Escape From The Giant Insect Lab Site
There’s a shattered vial on the floor of a broken refrigerator. The label reads: Linoleic acid — decomposition mimic . You smear it on your arms and face. The smell is rancid, like old French fries and cemetery soil.
The notebook ends there. The next page is torn out, and stuck to the back cover is a single, translucent insect wing—large enough to cover a dinner plate. escape from the giant insect lab
“No. Wait. That’s wrong.”
“And if you hear skittering in the walls tonight—don’t turn on the light.
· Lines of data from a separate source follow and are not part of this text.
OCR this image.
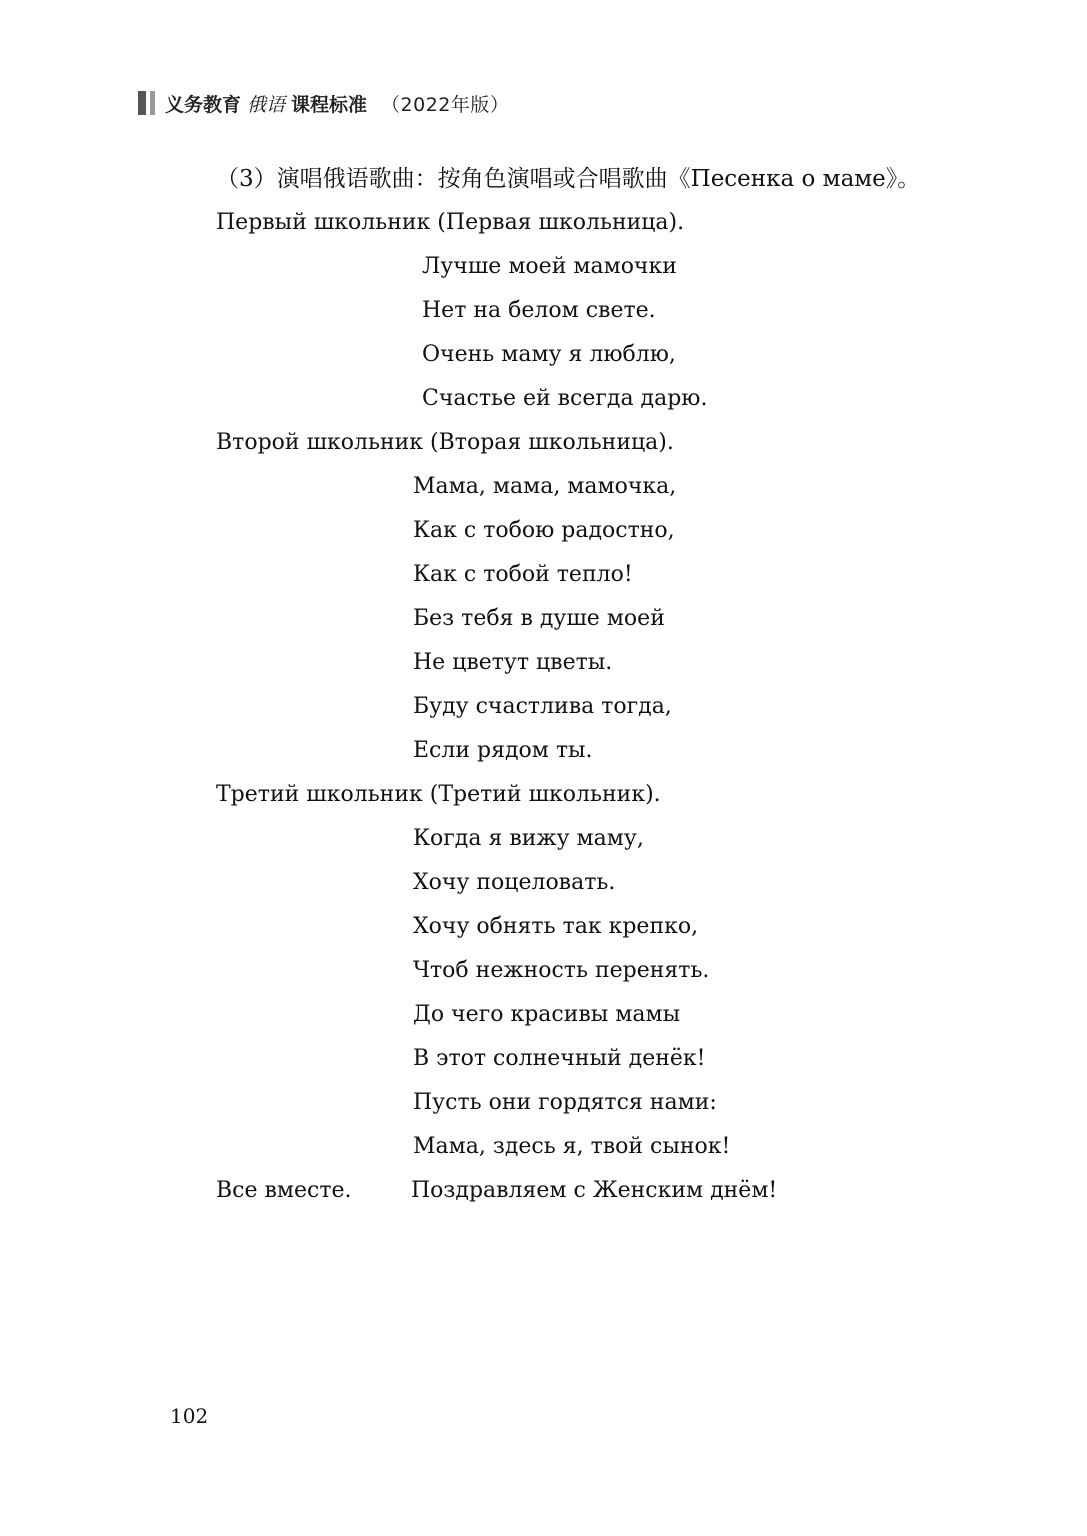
义务教育 俄语 课程标准 （2022年版）
（3）演唱俄语歌曲：按角色演唱或合唱歌曲《Песенка о маме》。
Первый школьник (Первая школьница).
Лучше моей мамочки
Нет на белом свете.
Очень маму я люблю,
Счастье ей всегда дарю.
Второй школьник (Вторая школьница).
Мама, мама, мамочка,
Как с тобою радостно,
Как с тобой тепло!
Без тебя в душе моей
Не цветут цветы.
Буду счастлива тогда,
Если рядом ты.
Третий школьник (Третий школьник).
Когда я вижу маму,
Хочу поцеловать.
Хочу обнять так крепко,
Чтоб нежность перенять.
До чего красивы мамы
В этот солнечный денёк!
Пусть они гордятся нами:
Мама, здесь я, твой сынок!
Все вместе.	Поздравляем с Женским днём!
102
They hate the light.” There’s a shattered vial on the floor of
But then you see the queen’s chamber—what used to be the break room. The vending machine is now a throbbing, translucent mound of eggs. The queen ant, the size of a St. Bernard, watches you with a thousand compound eyes. And on the wall behind her: the security keycard. The one that opens the final blast door to the exit. You have the keycard. You have the route. You do not have the queen’s permission. The smell is rancid, like old French fries and cemetery soil
You walk directly through the ant column. Legs brush your ankles. Mandibles click against your boots. A scout ant pauses, antennae tapping your shin. Then it turns away. You are dead to them. You are just another piece of carrion in a world of carrion.
The hiss of gas fills the break room. The soldiers stagger, legs curling. The queen rears up, but too slow. You sprint past her throne of stolen office chairs and coffee mugs, slap the keycard against the reader, and the blast door groans open.